Optionally, a post-processing module may refine tone and safety to ensure therapeutic appropriateness.
**Privacy Note:**
Since psychologically relevant information is abstracted into episodic and semantic memory, raw session transcripts can be periodically discarded. This reduces storage overhead while enhancing user privacy and data security.
---
## Evaluation & Metrics
The original prototype evaluation included:
- **Qualitative evaluation**:
90 prompts rated on a 5-point Likert scale across *Personalization*, *Continuity*, and *Empathy* dimensions.

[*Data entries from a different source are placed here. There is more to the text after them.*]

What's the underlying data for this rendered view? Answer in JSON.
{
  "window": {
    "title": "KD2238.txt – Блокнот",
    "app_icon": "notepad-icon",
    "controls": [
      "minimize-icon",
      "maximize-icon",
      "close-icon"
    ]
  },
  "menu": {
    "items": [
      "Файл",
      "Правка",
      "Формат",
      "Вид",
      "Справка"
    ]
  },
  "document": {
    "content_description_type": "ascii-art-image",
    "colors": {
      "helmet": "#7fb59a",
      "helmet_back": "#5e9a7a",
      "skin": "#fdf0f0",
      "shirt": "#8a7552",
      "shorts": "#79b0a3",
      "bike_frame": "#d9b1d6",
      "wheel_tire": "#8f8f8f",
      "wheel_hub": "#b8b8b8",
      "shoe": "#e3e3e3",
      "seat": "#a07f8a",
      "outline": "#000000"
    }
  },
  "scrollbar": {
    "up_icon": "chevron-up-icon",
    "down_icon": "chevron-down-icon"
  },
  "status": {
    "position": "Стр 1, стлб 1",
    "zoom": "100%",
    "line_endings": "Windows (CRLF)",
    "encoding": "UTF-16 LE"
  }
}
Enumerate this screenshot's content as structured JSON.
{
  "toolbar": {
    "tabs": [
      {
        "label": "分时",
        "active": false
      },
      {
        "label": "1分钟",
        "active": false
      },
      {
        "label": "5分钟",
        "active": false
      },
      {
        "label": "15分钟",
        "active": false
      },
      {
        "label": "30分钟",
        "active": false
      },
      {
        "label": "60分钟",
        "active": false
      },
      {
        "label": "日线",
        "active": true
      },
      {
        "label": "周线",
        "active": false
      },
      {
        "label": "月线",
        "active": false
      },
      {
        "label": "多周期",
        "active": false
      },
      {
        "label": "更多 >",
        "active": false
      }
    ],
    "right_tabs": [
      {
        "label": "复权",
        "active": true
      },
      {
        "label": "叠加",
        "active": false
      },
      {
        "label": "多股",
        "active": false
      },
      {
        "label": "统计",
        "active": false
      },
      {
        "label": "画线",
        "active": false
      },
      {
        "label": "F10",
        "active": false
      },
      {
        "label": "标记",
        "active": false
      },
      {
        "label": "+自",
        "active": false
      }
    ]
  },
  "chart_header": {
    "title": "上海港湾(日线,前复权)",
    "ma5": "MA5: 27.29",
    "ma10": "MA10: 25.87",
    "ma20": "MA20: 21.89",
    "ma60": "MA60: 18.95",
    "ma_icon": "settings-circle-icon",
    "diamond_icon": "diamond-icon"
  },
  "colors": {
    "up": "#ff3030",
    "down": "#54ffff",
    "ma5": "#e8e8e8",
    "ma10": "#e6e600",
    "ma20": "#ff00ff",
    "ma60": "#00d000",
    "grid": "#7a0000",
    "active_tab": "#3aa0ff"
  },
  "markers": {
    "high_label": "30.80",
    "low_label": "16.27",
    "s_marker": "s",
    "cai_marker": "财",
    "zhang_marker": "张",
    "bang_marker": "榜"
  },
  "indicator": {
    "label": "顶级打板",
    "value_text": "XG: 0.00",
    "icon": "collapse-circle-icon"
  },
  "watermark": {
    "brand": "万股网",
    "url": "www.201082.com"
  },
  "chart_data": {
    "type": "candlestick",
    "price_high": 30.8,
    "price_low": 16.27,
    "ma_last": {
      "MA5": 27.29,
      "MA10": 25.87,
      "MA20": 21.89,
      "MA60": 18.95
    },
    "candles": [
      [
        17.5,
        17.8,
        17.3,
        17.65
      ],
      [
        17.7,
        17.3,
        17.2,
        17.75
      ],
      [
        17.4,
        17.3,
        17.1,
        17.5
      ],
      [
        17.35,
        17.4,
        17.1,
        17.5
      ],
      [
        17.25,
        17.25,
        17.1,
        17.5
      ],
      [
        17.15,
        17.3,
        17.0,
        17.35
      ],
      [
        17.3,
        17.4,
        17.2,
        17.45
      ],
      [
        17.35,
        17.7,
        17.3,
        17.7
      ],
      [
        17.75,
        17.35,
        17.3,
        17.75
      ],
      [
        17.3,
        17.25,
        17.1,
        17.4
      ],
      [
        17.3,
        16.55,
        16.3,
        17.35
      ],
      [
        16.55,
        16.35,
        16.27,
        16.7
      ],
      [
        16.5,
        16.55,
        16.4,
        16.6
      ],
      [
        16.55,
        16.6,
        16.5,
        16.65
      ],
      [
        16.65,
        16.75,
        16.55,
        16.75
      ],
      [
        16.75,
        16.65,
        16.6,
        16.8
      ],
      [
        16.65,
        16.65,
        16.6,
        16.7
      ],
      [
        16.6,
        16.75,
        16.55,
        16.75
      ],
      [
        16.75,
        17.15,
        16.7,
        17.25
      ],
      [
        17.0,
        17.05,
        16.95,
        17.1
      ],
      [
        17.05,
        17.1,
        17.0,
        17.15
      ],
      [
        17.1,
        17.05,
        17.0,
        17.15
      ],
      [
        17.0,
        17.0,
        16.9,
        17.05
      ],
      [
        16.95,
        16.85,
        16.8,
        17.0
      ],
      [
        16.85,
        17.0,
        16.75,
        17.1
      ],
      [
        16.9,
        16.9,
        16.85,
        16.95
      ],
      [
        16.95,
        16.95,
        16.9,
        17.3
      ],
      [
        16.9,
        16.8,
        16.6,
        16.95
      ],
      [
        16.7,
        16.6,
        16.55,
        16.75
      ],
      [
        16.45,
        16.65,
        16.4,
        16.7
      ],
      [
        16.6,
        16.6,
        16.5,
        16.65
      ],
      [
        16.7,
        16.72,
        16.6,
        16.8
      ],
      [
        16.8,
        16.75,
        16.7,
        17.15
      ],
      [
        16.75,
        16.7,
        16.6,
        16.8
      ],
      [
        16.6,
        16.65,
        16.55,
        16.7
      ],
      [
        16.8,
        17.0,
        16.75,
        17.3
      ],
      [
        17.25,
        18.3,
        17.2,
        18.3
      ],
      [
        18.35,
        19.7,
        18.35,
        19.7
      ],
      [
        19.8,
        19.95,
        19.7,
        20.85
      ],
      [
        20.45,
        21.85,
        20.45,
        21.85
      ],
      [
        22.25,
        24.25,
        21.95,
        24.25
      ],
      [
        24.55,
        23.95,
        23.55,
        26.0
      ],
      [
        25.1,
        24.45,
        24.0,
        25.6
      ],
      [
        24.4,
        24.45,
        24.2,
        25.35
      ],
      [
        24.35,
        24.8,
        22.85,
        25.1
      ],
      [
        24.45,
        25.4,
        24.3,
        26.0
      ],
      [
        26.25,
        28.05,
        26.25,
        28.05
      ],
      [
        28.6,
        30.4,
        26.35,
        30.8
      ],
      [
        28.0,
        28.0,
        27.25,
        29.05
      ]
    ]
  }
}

- **Quantitative evaluation**:
Memory retrieval accuracy computed as the normalized mean of 5-point Likert scores.
- **Automatic metrics**:
Automated rubric-based assessment using a stronger LLM evaluator.
### Reproducibility
Evaluation can be reproduced by preparing:
- A test set of prompts linked to memory entries.
- Scripts comparing generated responses with ground-truth memory and computing Likert-aligned scores.
---
## Limitations & Safety
- This system is **not a clinical or diagnostic tool** and must not replace licensed mental health professionals.
- Automated evaluators and LLM judgments may be noisy or biased; safety-critical use cases require clinician oversight and human-in-the-loop validation.
- The system may occasionally hallucinate memory-grounded facts; retrieval traces should always be logged for auditing and debugging.
- See the associated paper for a detailed discussion of limitations and evaluation methodology.